A co-worker told me yesterday, he likes reading my blog, because I have a very 'robust' life.  I was flattered. He finds it funny that I look at my life as quite mediocre.  Which, to some degree, I do.  He compares me to the movie 'Brown Sugar'.  In his eyes, there is so much to my life.  And it is; but I told him, there is so much more out there that I have not even tapped into yet.  That cemetery is my reminder.  There is a national commercial that runs relatively frequently.  It features a man riding a motorcycle narrating how he became a biker.  It ends with him saying he wants to leave this world exhausted (or something to that effect).  Basically, as dancers would say, leave it all on the stage.  Live life to the fullest.

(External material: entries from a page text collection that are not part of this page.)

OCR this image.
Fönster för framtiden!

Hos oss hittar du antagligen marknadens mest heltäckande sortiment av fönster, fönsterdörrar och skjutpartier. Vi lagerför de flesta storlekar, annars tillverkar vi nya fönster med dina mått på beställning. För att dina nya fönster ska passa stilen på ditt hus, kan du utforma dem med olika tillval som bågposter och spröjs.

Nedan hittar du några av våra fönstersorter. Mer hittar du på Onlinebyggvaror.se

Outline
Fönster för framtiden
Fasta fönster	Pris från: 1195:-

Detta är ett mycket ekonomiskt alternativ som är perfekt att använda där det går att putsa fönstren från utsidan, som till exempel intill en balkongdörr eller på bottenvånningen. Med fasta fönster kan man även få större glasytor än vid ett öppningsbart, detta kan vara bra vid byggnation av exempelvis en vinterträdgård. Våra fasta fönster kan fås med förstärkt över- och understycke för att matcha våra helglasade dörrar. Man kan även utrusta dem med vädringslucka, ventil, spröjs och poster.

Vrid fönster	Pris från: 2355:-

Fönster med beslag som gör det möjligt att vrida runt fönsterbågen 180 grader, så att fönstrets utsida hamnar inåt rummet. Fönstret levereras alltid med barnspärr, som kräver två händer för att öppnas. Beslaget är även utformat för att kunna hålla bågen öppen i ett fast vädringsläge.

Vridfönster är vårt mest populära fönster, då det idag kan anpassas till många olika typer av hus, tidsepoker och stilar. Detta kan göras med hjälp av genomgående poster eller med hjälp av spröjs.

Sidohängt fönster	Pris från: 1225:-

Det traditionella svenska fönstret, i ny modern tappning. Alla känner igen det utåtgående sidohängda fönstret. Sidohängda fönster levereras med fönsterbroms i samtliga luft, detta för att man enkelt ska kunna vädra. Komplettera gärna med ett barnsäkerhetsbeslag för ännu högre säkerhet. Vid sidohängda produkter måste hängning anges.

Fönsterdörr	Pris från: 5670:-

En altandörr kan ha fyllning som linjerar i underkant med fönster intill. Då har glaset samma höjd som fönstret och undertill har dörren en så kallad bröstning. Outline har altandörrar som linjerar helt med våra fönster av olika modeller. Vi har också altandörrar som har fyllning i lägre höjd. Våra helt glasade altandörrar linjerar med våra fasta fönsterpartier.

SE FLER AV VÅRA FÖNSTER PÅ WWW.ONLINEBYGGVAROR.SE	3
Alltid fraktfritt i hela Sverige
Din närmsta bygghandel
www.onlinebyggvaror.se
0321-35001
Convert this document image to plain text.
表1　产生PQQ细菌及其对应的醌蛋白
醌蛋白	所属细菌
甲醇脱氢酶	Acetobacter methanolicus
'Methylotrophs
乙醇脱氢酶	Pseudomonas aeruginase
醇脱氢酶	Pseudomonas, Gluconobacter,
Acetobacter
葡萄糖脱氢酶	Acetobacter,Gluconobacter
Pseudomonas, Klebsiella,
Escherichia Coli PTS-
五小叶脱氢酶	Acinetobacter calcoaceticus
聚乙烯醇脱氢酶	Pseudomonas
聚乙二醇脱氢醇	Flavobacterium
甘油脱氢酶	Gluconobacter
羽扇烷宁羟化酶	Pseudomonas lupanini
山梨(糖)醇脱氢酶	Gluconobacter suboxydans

I visited the cemetery for the first time a few months ago with a girlfriend who's mother is buried there.  My girlfriend had not been to the grave sight in years.  She has always said her mother would watch over me since we're neighbors of sorts.  If she is, I hope she likes what she sees.


Monday, October 3, 2011

Memories

I was watching a new show on CBS tonight called, '2 Broke Girls'.  The basis of the new fall comedy is two girls who work together in a Brooklyn diner have come together as friends and roommates because both are broke.  One girl is an heiress who has fallen on hard times and the other comes from a poorer background.  The show has 'canceled' written all over it.  But, it is CBS, and they have a following that likes quirky comedies and shows.  Does JAG and Big Bang Theory come to mind?  Anyway, watching the show and the tough-talking characters made me think of this memory...

I, along with my girls Nicole and K-Hubb, had flown to New York after work on a Friday last year for a quick getaway weekend in the city to see the Broadway show Fela.  Antoine was also meeting me there from Denver ( I think, I can't remember what city he was living in then).  We were staying in Battery Park and decided to go out for drinks as soon as we landed since there was limited time to kick it.  We went to a nearby pub.  The bartender, a woman, asked what we were having.  I answered, 'I don't know surprise me.  Whatever.'  This usually delights bartenders, because they can test out new concoctions and be creative.  But not this heifer.  She impatiently replied, 'No, you're going to be a big girl and tell me what you want.'  I think I ended up telling her to fix a gin and tonic.  She rolled her eyes and turned around to mix my drink.  Bitch.  Gotta love New York.

Antoine and I that night at the bar in NYC.